I re-blessed it, so the diff is large (+217 lines) but **only `cron_trigger_details`
+ the two widened CHECK constraints are v1.1.4-new** — the rest is pre-existing
drift correction. The blessed golden now matches a clean replay (verified).
Recommend the reviewer skim the diff to confirm, and consider whether the
`#[ignore]` should be lifted in CI (with a DB service) so the golden can't drift
again.
---
## Latent security findings
None new beyond the (already-known, already-closed-in-v1.1.3) cross-app trigger
gap, which §10c now documents in the CHANGELOG. The SSRF surface is the main
security mechanism in this release; see the SSRF notes above for the
defense-in-depth layering (resolver hook + literal-IP check + per-hop
re-validation + IP-never-leaked errors).
One thing for the reviewer to weigh: the SSRF policy is a hardcoded deny-list
with no per-app allow-list (deferred to v1.2 per the brief).
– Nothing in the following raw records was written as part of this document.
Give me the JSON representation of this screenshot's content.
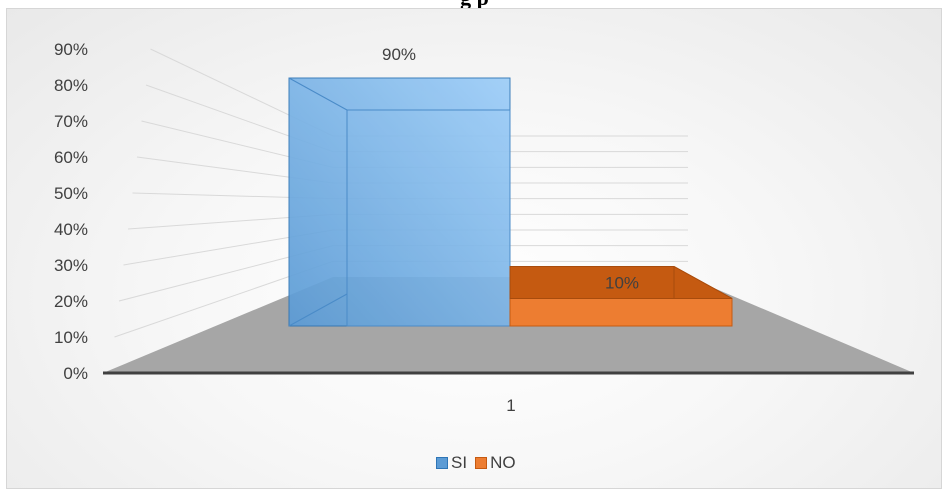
{
  "chart_data": {
    "type": "bar",
    "title": "",
    "categories": [
      "1"
    ],
    "series": [
      {
        "name": "SI",
        "values": [
          90
        ],
        "color": "#5b9bd5",
        "label": "90%"
      },
      {
        "name": "NO",
        "values": [
          10
        ],
        "color": "#ed7d31",
        "label": "10%"
      }
    ],
    "ylim": [
      0,
      90
    ],
    "ytick_labels": [
      "0%",
      "10%",
      "20%",
      "30%",
      "40%",
      "50%",
      "60%",
      "70%",
      "80%",
      "90%"
    ],
    "grid": true,
    "legend_position": "bottom",
    "style": "3d-clustered-column"
  },
  "title_partial_text": "g      p"
}
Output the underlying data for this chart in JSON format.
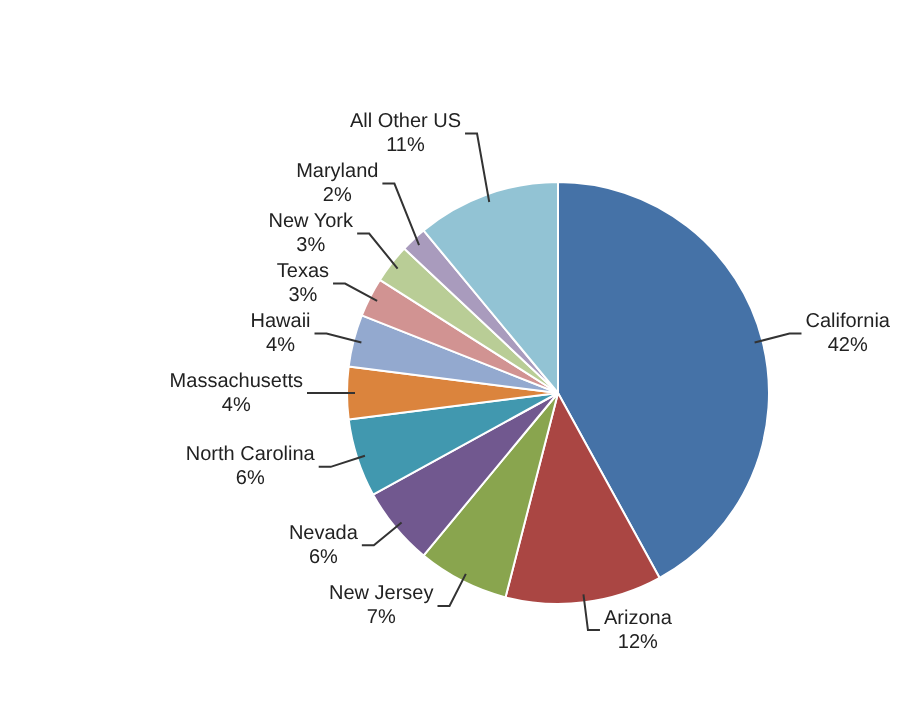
{
  "chart_data": {
    "type": "pie",
    "categories": [
      "California",
      "Arizona",
      "New Jersey",
      "Nevada",
      "North Carolina",
      "Massachusetts",
      "Hawaii",
      "Texas",
      "New York",
      "Maryland",
      "All Other US"
    ],
    "values": [
      42,
      12,
      7,
      6,
      6,
      4,
      4,
      3,
      3,
      2,
      11
    ],
    "value_labels": [
      "42%",
      "12%",
      "7%",
      "6%",
      "6%",
      "4%",
      "4%",
      "3%",
      "3%",
      "2%",
      "11%"
    ],
    "colors": [
      "#4572a7",
      "#aa4643",
      "#89a54e",
      "#71588f",
      "#4198af",
      "#db843d",
      "#93a9cf",
      "#d19392",
      "#b9cd96",
      "#a99bbd",
      "#92c3d4"
    ],
    "legend": false
  }
}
An operator who
needs a script to reach a private service has only the all-or-nothing
`PICLOUD_HTTP_ALLOW_PRIVATE` global escape hatch today.
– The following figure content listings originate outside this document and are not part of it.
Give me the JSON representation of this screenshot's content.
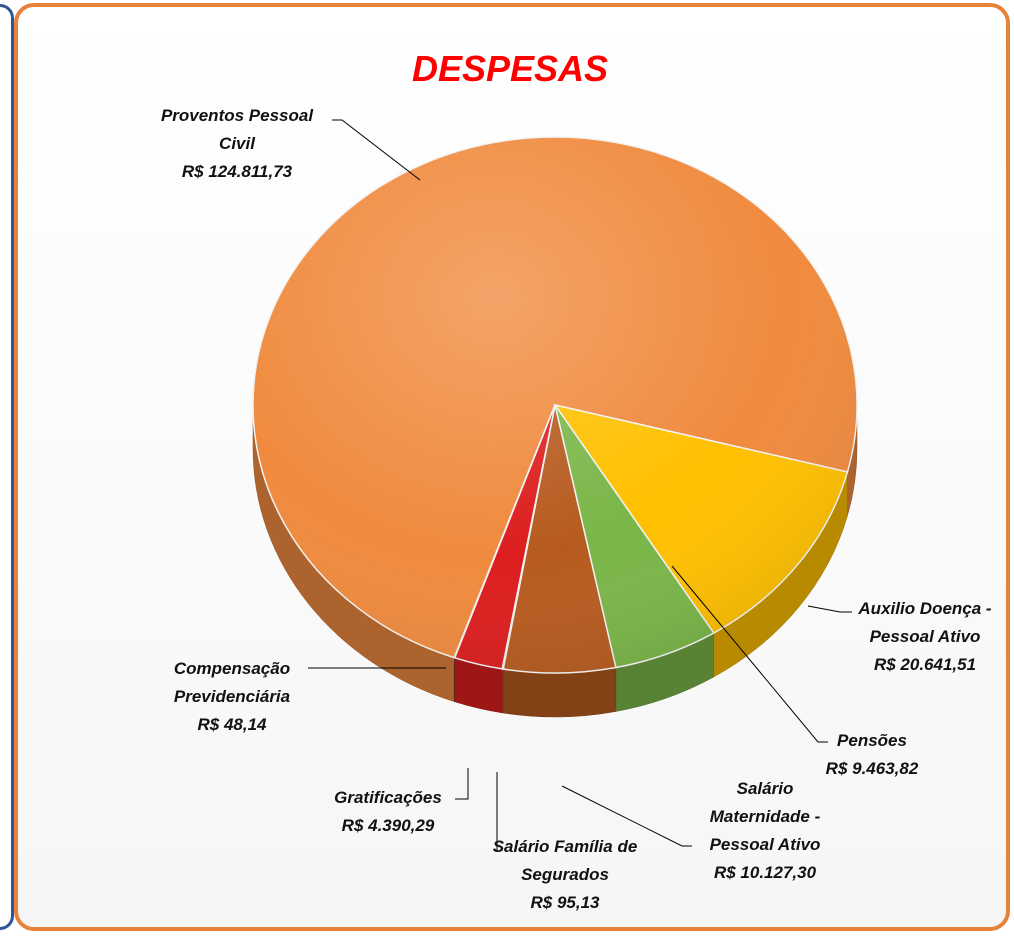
{
  "chart_data": {
    "type": "pie",
    "title": "DESPESAS",
    "categories": [
      "Proventos Pessoal Civil",
      "Auxilio Doença - Pessoal Ativo",
      "Pensões",
      "Salário Maternidade - Pessoal Ativo",
      "Salário Família de Segurados",
      "Gratificações",
      "Compensação Previdenciária"
    ],
    "values": [
      124811.73,
      20641.51,
      9463.82,
      10127.3,
      95.13,
      4390.29,
      48.14
    ],
    "value_labels": [
      "R$ 124.811,73",
      "R$ 20.641,51",
      "R$ 9.463,82",
      "R$ 10.127,30",
      "R$ 95,13",
      "R$ 4.390,29",
      "R$ 48,14"
    ],
    "colors": [
      "#f08a3e",
      "#ffc000",
      "#7ab648",
      "#b65b1f",
      "#c0504d",
      "#dc1e1e",
      "#9a3a2a"
    ]
  }
}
## Open questions for the reviewer
1. **Three-arg HTTP shape** (decision #1) — confirm you're happy with
`verb(url, body, opts)` + dropping `body_raw`, vs the brief's documented
two-arg form. This is the one user-facing API-shape divergence.
2. **Stale schema golden** — OK to land the full re-bless in this PR, or would
you prefer the drift correction split out?
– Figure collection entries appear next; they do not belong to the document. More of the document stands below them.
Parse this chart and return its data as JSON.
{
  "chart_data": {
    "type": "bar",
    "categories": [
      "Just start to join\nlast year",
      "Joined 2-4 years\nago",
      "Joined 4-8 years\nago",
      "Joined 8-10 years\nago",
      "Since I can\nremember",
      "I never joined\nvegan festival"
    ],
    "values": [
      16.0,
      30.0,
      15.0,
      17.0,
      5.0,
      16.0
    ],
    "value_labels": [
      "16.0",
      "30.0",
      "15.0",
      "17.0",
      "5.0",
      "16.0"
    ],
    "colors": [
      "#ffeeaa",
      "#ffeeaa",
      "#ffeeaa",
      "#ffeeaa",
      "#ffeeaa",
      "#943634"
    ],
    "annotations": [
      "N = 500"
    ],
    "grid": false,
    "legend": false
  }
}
## Deferred items (per the brief's OUT list — not built)
WebSocket/SSE, streaming responses, HTTP/3, per-app outbound allow/deny lists,
per-app rate limits, mTLS, request signing, cookie jar, cron backfill replay,
cron next-fire preview, cron schedule history, drift compensation,
module-import-over-HTTP, files/pubsub/secrets/email/users/queue.
## Known limitations / rough edges
- The dashboard Triggers tab lists all trigger kinds but only *creates* cron
triggers (kv/docs creation remains API-only, unchanged from before). No
next-fire-at preview (deferred to v1.2).
- `post_form` / body field order follows Rhai map iteration order
(`BTreeMap`-backed, so sorted/deterministic; not insertion order).
- The cron scheduler tick is floored at 1s; sub-second schedules effectively
fire at the tick cadence (by design — see the fire-once policy).
- The stale REVIEW.md at repo root is the v1.1.3 reviewer's artifact; the
v1.1.4 reviewer should overwrite it.